What this leaves you with
Chinese policy language is neither empty slogan nor transparent instruction. It is a system of signals: some binding, some decorative, some beginning as rhetoric and ending as policy, and some losing force while staying in the official vocabulary. The terms in this lexicon sit at different points on that range, and the same term can move along it from one plan to the next.
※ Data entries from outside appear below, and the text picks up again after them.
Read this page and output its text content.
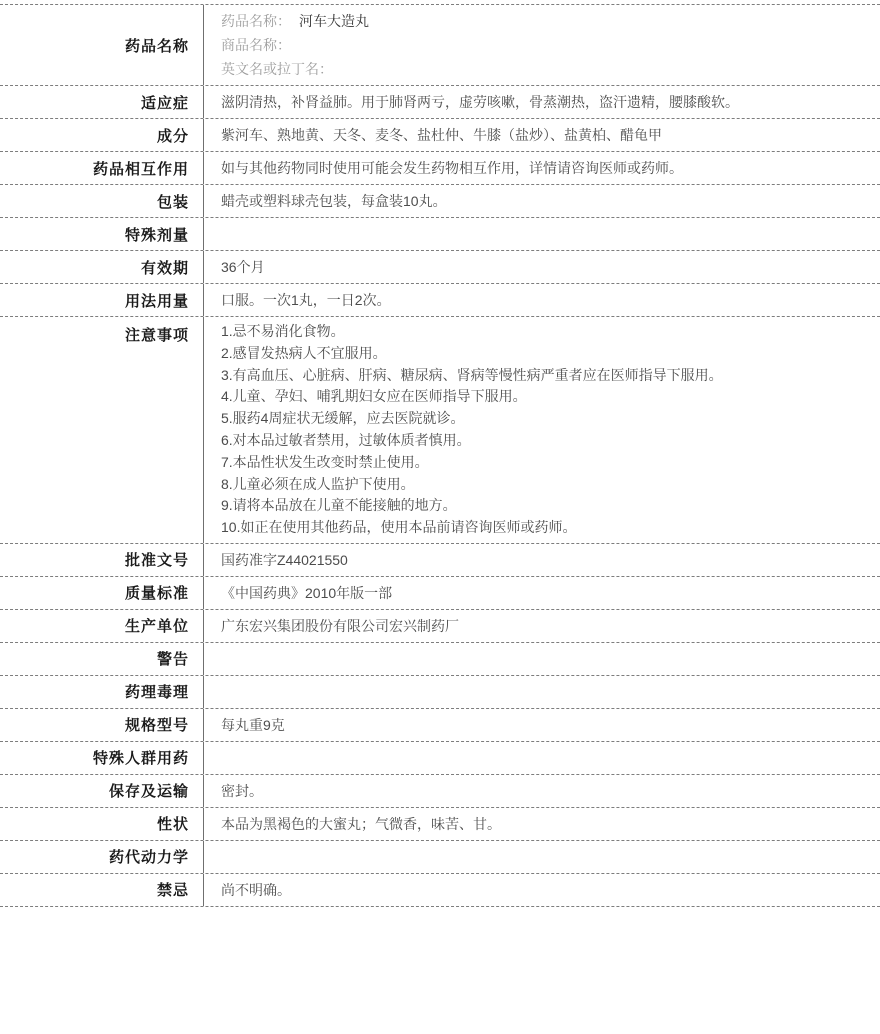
药品名称
药品名称： 河车大造丸
商品名称：
英文名或拉丁名：
适应症	滋阴清热，补肾益肺。用于肺肾两亏，虚劳咳嗽，骨蒸潮热，盗汗遗精，腰膝酸软。
成分	紫河车、熟地黄、天冬、麦冬、盐杜仲、牛膝（盐炒）、盐黄柏、醋龟甲
药品相互作用	如与其他药物同时使用可能会发生药物相互作用，详情请咨询医师或药师。
包装	蜡壳或塑料球壳包装，每盒装10丸。
特殊剂量
有效期	36个月
用法用量	口服。一次1丸，一日2次。
注意事项	1.忌不易消化食物。
2.感冒发热病人不宜服用。
3.有高血压、心脏病、肝病、糖尿病、肾病等慢性病严重者应在医师指导下服用。
4.儿童、孕妇、哺乳期妇女应在医师指导下服用。
5.服药4周症状无缓解，应去医院就诊。
6.对本品过敏者禁用，过敏体质者慎用。
7.本品性状发生改变时禁止使用。
8.儿童必须在成人监护下使用。
9.请将本品放在儿童不能接触的地方。
10.如正在使用其他药品，使用本品前请咨询医师或药师。
批准文号	国药准字Z44021550
质量标准	《中国药典》2010年版一部
生产单位	广东宏兴集团股份有限公司宏兴制药厂
警告
药理毒理
规格型号	每丸重9克
特殊人群用药
保存及运输	密封。
性状	本品为黑褐色的大蜜丸；气微香，味苦、甘。
药代动力学
禁忌	尚不明确。
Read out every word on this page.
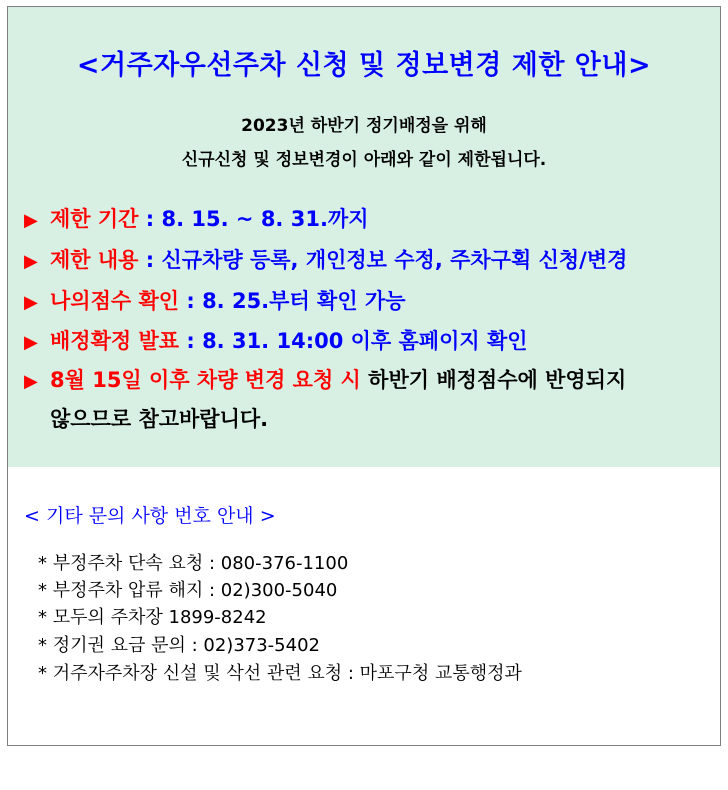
<거주자우선주차 신청 및 정보변경 제한 안내>
2023년 하반기 정기배정을 위해
신규신청 및 정보변경이 아래와 같이 제한됩니다.
▶ 제한 기간 : 8. 15. ~ 8. 31.까지
▶ 제한 내용 : 신규차량 등록, 개인정보 수정, 주차구획 신청/변경
▶ 나의점수 확인 : 8. 25.부터 확인 가능
▶ 배정확정 발표 : 8. 31. 14:00 이후 홈페이지 확인
▶ 8월 15일 이후 차량 변경 요청 시 하반기 배정점수에 반영되지
않으므로 참고바랍니다.
< 기타 문의 사항 번호 안내 >
* 부정주차 단속 요청 : 080-376-1100
* 부정주차 압류 해지 : 02)300-5040
* 모두의 주차장 1899-8242
* 정기권 요금 문의 : 02)373-5402
* 거주자주차장 신설 및 삭선 관련 요청 : 마포구청 교통행정과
The task is not to translate a phrase once and file it, but to continuously ask where it came from, how far it has travelled along the roadmap and what it is doing now.
Principal sources
For reading Party language as a system, the China Media Project is the standing reference, particularly its work on how canonical formulations are coined and how they rise and fall across official documents. For the operative significance of policy discourse, MERICS and Trivium China both treat the vocabulary as doing administrative work rather than as decoration, and Bert Hofman’s writing on the 15th Five-Year Plan is useful on how indicators bind. Where exact wording matters, the primary documents are the final authority: the political reports of the 19th and 20th Party Congresses, the 2006 Medium- and Long-Term Plan for science and technology, and the 15th Five-Year Plan itself.